To understand why these 694 publications were included in df3, we examine the raw affiliation strings for the 44 publications where BIH appears.
The results reveal two main patterns: Several affiliation strings include “Corporate Member of Freie Universität Berlin, Humboldt-Universität zu Berlin”, a phrase that explicitly contains the search term “Humboldt-Universität zu Berlin”. Others list only “Berlin” or “Charité – Universitätsmedizin Berlin”, which may match the search string due to partial or contextual matching, even though the institution is not Humboldt-Universität zu Berlin.
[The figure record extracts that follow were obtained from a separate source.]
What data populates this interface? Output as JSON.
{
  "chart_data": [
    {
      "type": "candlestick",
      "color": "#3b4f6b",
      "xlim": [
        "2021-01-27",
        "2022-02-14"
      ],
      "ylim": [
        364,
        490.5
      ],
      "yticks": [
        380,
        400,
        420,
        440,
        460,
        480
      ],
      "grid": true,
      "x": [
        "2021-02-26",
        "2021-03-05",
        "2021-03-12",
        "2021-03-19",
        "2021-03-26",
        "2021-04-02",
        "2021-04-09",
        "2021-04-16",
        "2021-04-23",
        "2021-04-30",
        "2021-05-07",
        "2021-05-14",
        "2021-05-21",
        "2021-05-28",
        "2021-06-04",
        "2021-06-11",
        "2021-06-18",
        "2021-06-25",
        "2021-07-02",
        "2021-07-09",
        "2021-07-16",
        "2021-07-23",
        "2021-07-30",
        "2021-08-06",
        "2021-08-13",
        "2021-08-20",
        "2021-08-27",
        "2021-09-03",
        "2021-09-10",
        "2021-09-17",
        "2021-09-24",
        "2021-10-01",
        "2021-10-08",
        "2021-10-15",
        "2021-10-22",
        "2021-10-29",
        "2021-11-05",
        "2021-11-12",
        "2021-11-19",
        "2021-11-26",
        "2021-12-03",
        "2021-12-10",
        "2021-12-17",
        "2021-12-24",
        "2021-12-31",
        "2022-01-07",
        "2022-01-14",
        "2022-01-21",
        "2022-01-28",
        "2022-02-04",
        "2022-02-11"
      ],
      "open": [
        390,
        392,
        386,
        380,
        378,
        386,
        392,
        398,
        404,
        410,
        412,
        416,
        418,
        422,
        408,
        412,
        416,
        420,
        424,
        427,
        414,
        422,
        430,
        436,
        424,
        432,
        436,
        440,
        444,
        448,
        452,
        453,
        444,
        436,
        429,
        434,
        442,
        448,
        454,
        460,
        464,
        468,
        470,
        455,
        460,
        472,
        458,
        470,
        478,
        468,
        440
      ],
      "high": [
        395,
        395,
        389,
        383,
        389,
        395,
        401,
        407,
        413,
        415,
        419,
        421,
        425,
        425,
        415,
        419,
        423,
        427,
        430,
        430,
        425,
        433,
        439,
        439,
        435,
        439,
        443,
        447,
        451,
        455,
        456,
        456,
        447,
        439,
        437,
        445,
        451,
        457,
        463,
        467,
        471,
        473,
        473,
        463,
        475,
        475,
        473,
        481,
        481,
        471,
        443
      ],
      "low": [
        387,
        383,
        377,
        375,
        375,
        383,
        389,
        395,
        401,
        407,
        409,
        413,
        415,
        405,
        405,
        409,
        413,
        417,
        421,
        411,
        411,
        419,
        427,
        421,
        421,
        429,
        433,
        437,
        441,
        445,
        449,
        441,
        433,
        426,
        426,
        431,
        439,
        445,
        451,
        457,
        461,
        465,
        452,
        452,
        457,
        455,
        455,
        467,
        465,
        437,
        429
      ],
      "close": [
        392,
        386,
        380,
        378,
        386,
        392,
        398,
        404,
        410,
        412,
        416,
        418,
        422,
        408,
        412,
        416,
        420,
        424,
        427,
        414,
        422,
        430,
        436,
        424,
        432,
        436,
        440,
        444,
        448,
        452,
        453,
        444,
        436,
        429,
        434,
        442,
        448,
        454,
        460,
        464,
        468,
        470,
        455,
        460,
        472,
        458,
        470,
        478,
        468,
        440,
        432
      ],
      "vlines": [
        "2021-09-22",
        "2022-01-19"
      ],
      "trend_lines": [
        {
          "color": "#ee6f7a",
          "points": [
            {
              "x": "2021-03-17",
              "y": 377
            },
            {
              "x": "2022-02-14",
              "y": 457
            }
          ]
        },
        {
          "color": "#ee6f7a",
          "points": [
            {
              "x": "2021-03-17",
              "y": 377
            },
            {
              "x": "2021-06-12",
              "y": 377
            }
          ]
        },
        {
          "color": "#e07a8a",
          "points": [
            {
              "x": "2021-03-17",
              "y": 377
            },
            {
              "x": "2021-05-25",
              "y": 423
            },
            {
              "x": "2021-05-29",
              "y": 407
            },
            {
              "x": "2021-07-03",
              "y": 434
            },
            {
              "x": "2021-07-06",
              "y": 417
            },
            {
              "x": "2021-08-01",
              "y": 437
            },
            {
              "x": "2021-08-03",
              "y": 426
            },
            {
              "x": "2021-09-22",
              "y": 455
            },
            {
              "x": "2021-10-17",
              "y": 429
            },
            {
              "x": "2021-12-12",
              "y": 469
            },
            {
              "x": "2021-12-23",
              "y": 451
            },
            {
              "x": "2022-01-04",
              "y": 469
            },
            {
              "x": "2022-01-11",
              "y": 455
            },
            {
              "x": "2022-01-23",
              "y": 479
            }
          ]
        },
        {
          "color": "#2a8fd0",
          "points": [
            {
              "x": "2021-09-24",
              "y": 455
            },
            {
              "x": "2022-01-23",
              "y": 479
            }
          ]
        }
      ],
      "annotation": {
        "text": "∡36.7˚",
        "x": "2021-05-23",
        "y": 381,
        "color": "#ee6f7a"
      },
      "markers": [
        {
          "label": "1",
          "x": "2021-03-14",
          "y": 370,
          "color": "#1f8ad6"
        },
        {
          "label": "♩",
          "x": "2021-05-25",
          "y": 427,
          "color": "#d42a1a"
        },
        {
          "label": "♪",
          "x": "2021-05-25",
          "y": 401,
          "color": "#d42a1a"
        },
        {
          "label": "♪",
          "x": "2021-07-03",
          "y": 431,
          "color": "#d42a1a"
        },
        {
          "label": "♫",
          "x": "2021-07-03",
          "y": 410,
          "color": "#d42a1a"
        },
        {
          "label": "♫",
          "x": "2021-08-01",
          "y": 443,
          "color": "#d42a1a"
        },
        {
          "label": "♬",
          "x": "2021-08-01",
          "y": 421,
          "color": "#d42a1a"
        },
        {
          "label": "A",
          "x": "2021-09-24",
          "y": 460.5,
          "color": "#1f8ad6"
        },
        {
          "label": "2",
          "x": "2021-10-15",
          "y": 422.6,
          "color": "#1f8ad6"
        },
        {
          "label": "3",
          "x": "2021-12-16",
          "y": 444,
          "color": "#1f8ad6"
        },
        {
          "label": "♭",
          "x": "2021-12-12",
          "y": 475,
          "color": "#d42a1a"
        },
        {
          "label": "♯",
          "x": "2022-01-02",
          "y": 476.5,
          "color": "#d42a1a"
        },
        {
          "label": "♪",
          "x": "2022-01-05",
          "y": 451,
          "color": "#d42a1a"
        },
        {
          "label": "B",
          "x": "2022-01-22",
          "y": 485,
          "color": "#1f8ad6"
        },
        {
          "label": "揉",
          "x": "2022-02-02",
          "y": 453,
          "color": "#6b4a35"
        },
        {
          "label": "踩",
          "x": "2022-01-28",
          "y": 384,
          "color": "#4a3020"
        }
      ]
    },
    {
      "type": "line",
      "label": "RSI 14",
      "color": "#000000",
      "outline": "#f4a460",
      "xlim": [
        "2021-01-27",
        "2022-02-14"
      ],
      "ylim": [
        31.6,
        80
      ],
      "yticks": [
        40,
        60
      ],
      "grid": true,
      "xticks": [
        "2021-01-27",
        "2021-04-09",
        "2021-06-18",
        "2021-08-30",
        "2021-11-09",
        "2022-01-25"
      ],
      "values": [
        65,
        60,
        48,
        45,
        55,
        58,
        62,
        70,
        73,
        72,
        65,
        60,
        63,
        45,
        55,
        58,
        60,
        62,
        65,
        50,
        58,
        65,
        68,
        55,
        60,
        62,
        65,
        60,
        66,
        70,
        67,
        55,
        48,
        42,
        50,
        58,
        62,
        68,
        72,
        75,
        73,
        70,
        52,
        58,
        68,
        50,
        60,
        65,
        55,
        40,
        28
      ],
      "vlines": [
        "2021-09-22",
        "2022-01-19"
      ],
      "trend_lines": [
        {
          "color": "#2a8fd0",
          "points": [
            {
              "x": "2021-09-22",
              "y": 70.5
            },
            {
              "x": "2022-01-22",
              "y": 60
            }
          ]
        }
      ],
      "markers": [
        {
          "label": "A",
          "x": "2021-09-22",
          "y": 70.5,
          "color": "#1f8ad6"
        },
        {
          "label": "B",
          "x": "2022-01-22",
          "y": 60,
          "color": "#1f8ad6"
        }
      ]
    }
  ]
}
The raw_affiliation_strings.search parameter in OpenAlex does not require an exact match, as stated in the openalexR package documentation. Instead it likely performs fuzzy, substring-based matching, which allows for flexibility but increases the risk of false positives. This indicates that string-based search is prone to false positives, especially when search strings contain common words like “Berlin”. Thus, a string-based search strategy can lead to an overestimation of the publication output of institutions.
Conclusion
The example we examined here demonstrates that search strategies significantly impact results. Using OpenAlex for monitoring the publication output of a research institution has many advantages, but search strategies should be carefully considered before implementation, especially in the case of institutions with child or related entities. Users should determine the entities they want to include or exclude from monitoring activities, and if they want to avoid false positives, they should base the search strategy on ROR IDs. Results should be checked and ideally compared to other bibliographic databases.